2. I want to thank the 30-40 people – many who are in this room – who, like me, took their Camp Tel Shalom experience with them over to the Ramblewood location of the camp in 1981. I was a counselor there for four years, and despite the Camp Tel Shalom name, it was really a different camp, a totally different era. But those 30-40 people who went over to this new Camp Tel Shalom tried to bring over some tradition and institutional memory from the 1970s era of the camp, and that went a long way in making it a good experience for me. It kept the spark alive.
3. I want to thank everyone who sent us photos, rosters, ideas and suggestions that made this reunion so much better than our reunion committee could have managed on our own. Speaking of which, I particularly want to thank Penina Handlesman Maya, Andrea Schneider Rozner, Dale Madden Sorcher, Sharon Burka, and Jon Miller for all of their heavy lifting. And a huge thank you to Cantor Rochelle Helzner and Carmi Cohen Kobren for leading our Havdala service tonight and bringing the musical element to this reunion that was such a critical component of our camp. It would not be the same tonight without your contribution.

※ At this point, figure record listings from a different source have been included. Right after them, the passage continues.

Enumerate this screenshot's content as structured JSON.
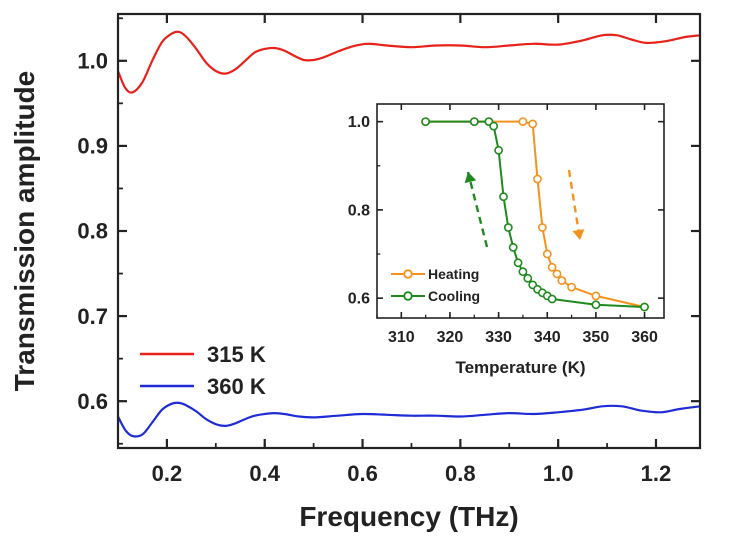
{
  "colors": {
    "red_series": "#e8211a",
    "blue_series": "#1f2bd6",
    "heating": "#f5921e",
    "cooling": "#1e8a1e",
    "axis": "#222222"
  },
  "chart_data": [
    {
      "type": "line",
      "title": "",
      "xlabel": "Frequency (THz)",
      "ylabel": "Transmission amplitude",
      "xlim": [
        0.1,
        1.29
      ],
      "ylim": [
        0.545,
        1.055
      ],
      "xticks": [
        0.2,
        0.4,
        0.6,
        0.8,
        1.0,
        1.2
      ],
      "xtick_labels": [
        "0.2",
        "0.4",
        "0.6",
        "0.8",
        "1.0",
        "1.2"
      ],
      "yticks": [
        0.6,
        0.7,
        0.8,
        0.9,
        1.0
      ],
      "ytick_labels": [
        "0.6",
        "0.7",
        "0.8",
        "0.9",
        "1.0"
      ],
      "legend_position": "bottom-left",
      "series": [
        {
          "name": "315 K",
          "color": "#e8211a",
          "x": [
            0.1,
            0.115,
            0.13,
            0.15,
            0.17,
            0.19,
            0.21,
            0.225,
            0.24,
            0.26,
            0.28,
            0.3,
            0.32,
            0.34,
            0.36,
            0.38,
            0.4,
            0.42,
            0.44,
            0.46,
            0.48,
            0.5,
            0.52,
            0.55,
            0.58,
            0.61,
            0.65,
            0.7,
            0.75,
            0.8,
            0.85,
            0.9,
            0.95,
            1.0,
            1.05,
            1.09,
            1.12,
            1.15,
            1.18,
            1.22,
            1.26,
            1.29
          ],
          "y": [
            0.988,
            0.968,
            0.963,
            0.975,
            1.0,
            1.022,
            1.032,
            1.034,
            1.028,
            1.014,
            0.998,
            0.988,
            0.985,
            0.99,
            1.0,
            1.01,
            1.014,
            1.015,
            1.012,
            1.006,
            1.001,
            1.001,
            1.004,
            1.011,
            1.017,
            1.02,
            1.018,
            1.016,
            1.018,
            1.018,
            1.016,
            1.018,
            1.02,
            1.019,
            1.024,
            1.03,
            1.03,
            1.025,
            1.021,
            1.023,
            1.028,
            1.03
          ]
        },
        {
          "name": "360 K",
          "color": "#1f2bd6",
          "x": [
            0.1,
            0.115,
            0.13,
            0.15,
            0.17,
            0.19,
            0.21,
            0.225,
            0.24,
            0.26,
            0.28,
            0.3,
            0.32,
            0.34,
            0.36,
            0.38,
            0.4,
            0.42,
            0.44,
            0.47,
            0.5,
            0.55,
            0.6,
            0.65,
            0.7,
            0.75,
            0.8,
            0.85,
            0.9,
            0.95,
            1.0,
            1.05,
            1.09,
            1.13,
            1.17,
            1.21,
            1.25,
            1.29
          ],
          "y": [
            0.582,
            0.566,
            0.559,
            0.561,
            0.575,
            0.59,
            0.597,
            0.598,
            0.595,
            0.588,
            0.579,
            0.573,
            0.571,
            0.574,
            0.579,
            0.583,
            0.585,
            0.586,
            0.585,
            0.582,
            0.581,
            0.583,
            0.585,
            0.584,
            0.583,
            0.583,
            0.582,
            0.584,
            0.586,
            0.585,
            0.587,
            0.59,
            0.594,
            0.594,
            0.589,
            0.587,
            0.591,
            0.594
          ]
        }
      ]
    },
    {
      "type": "line",
      "title": "",
      "xlabel": "Temperature (K)",
      "ylabel": "",
      "xlim": [
        305,
        364
      ],
      "ylim": [
        0.555,
        1.04
      ],
      "xticks": [
        310,
        320,
        330,
        340,
        350,
        360
      ],
      "xtick_labels": [
        "310",
        "320",
        "330",
        "340",
        "350",
        "360"
      ],
      "yticks": [
        0.6,
        0.8,
        1.0
      ],
      "ytick_labels": [
        "0.6",
        "0.8",
        "1.0"
      ],
      "legend_position": "bottom-left",
      "annotations": [
        "orange dashed arrow pointing down (heating)",
        "green dashed arrow pointing up (cooling)"
      ],
      "series": [
        {
          "name": "Heating",
          "color": "#f5921e",
          "marker": "open-circle",
          "x": [
            315,
            325,
            328,
            335,
            337,
            338,
            339,
            340,
            341,
            342,
            343,
            345,
            350,
            360
          ],
          "y": [
            1.0,
            1.0,
            1.0,
            1.0,
            0.995,
            0.87,
            0.76,
            0.7,
            0.67,
            0.655,
            0.64,
            0.625,
            0.605,
            0.58
          ]
        },
        {
          "name": "Cooling",
          "color": "#1e8a1e",
          "marker": "open-circle",
          "x": [
            315,
            325,
            328,
            329,
            330,
            331,
            332,
            333,
            334,
            335,
            336,
            337,
            338,
            339,
            340,
            341,
            350,
            360
          ],
          "y": [
            1.0,
            1.0,
            1.0,
            0.99,
            0.935,
            0.83,
            0.76,
            0.715,
            0.68,
            0.66,
            0.645,
            0.63,
            0.62,
            0.612,
            0.605,
            0.598,
            0.585,
            0.58
          ]
        }
      ]
    }
  ]
}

4. Lastly, I’d like to go back to the beginning…and thank my partner, Allen Goldberg, for his cool-headedness, creativity, drive to get things done and just for sharing the load. OK, and I guess also for putting up with me sometimes being a nudge and with my all my muschagas. Particularly my near meltdown in mid-June which prompted a memorable email reply to me from Allen with the subject line of “Dude, dude, dude.” I hope, Allen, that you agree that all in all it was a lot of fun and very rewarding.
Allen and I really didn’t know each other that well at camp. But it’s really cool to be able to say that you’ve made a new camp friend 30 years later.
I want to thank Allen along with Henry – Allen and Laurie’s son who passed away in 2002, for really being the catalyst for this whole event. After Henry died, Allen and Laurie started the Hope for Henry Foundation, which works to improve the lives of children with life-threatening illnesses. In 2006, I guess I was feeling nostalgic and I was surfing the net and decided o Google “Camp Tel Shalom” to hopefully find out what eventually happened to it or if anyone was blogging or chatting about it. There was only one single result that came back that had anything to do with our Camp Tel Shalom. It was a few sentences about the camp that Allen had written in 2004 on his “Dear Henry” blog in which he writes letters to his son. That was the only mention. I remembered Allen from camp, so I contacted him and, well, here we are today at a reunion.
I think it’s just wonderful that the catalyst for a camp reunion is a child. So, thanks to Henry Strongin Goldberg as well.